Living Art: Printing text with a sphere
The assignment this week in Living Art was to "make random." I made this:
Essentially, it's a ball that has words glued to the outside of it. When you ink it up and roll it across paper, it creates a composition: fragments of words, spread across the page in a way that is responsive to the gestures of the artist, but retains some amount of unpredictability.
The printing sphere is made out of a 4 lb Everlast medicine ball, glued to which are 20 or so words, hand-carved in Speedball "Speedy Carve" medium. The typeface is News Gothic (bolded variant).
Andy Miller took some excellent photos of my presentation of the Sphere in Living Art.
Rationale and more images after the jump.
I've been using Living Art as an opportunity to push the boundaries of my comfort zone.
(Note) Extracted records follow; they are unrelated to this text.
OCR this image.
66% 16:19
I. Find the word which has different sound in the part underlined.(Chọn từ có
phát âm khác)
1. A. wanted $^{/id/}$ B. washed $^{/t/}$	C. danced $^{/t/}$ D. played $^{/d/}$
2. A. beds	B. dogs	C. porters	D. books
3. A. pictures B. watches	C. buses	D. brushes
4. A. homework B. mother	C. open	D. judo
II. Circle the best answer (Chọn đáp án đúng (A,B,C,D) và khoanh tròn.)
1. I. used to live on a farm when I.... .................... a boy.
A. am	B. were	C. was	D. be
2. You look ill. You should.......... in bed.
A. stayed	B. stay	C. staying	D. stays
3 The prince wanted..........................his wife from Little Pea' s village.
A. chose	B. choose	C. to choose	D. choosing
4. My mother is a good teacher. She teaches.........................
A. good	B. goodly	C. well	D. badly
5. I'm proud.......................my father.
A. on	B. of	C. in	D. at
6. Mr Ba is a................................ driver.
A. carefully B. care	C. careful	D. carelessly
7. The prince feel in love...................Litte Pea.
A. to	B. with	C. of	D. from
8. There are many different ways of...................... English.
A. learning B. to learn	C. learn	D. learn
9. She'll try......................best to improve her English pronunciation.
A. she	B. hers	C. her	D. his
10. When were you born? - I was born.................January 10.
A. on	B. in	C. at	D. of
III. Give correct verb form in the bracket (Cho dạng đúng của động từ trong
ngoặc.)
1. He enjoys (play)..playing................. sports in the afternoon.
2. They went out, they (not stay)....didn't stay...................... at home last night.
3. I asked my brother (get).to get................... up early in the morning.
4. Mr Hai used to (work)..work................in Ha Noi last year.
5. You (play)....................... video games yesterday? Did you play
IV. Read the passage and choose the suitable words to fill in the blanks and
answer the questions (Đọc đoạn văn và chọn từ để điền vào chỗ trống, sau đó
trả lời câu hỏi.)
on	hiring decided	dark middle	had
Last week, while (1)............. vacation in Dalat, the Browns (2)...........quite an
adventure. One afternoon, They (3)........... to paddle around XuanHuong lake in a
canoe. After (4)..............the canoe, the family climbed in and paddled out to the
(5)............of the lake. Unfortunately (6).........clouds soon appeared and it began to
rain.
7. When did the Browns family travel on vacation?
I do a lot of work with language, but it's almost always screen based; in this case, I wanted to do something that addressed the physicality of words, and experiment a little bit with page layout. I wanted to do something visual and concrete, two things that I've never really done before. I'm happy with the results, even if they aren't exactly what I was expecting.
Here's another print, which I made this morning when presenting the project in class:
Here's what my work area looked like while I was carving the words:
Future plans for the printing sphere: I'm going to add some more words and re-glue some of the existing words, and then experiment with different colors of ink and paper. The current prints are on 18"x24" sheets; I'd like to experiment with larger sizes, and maybe compositions with more than one person handling the sphere.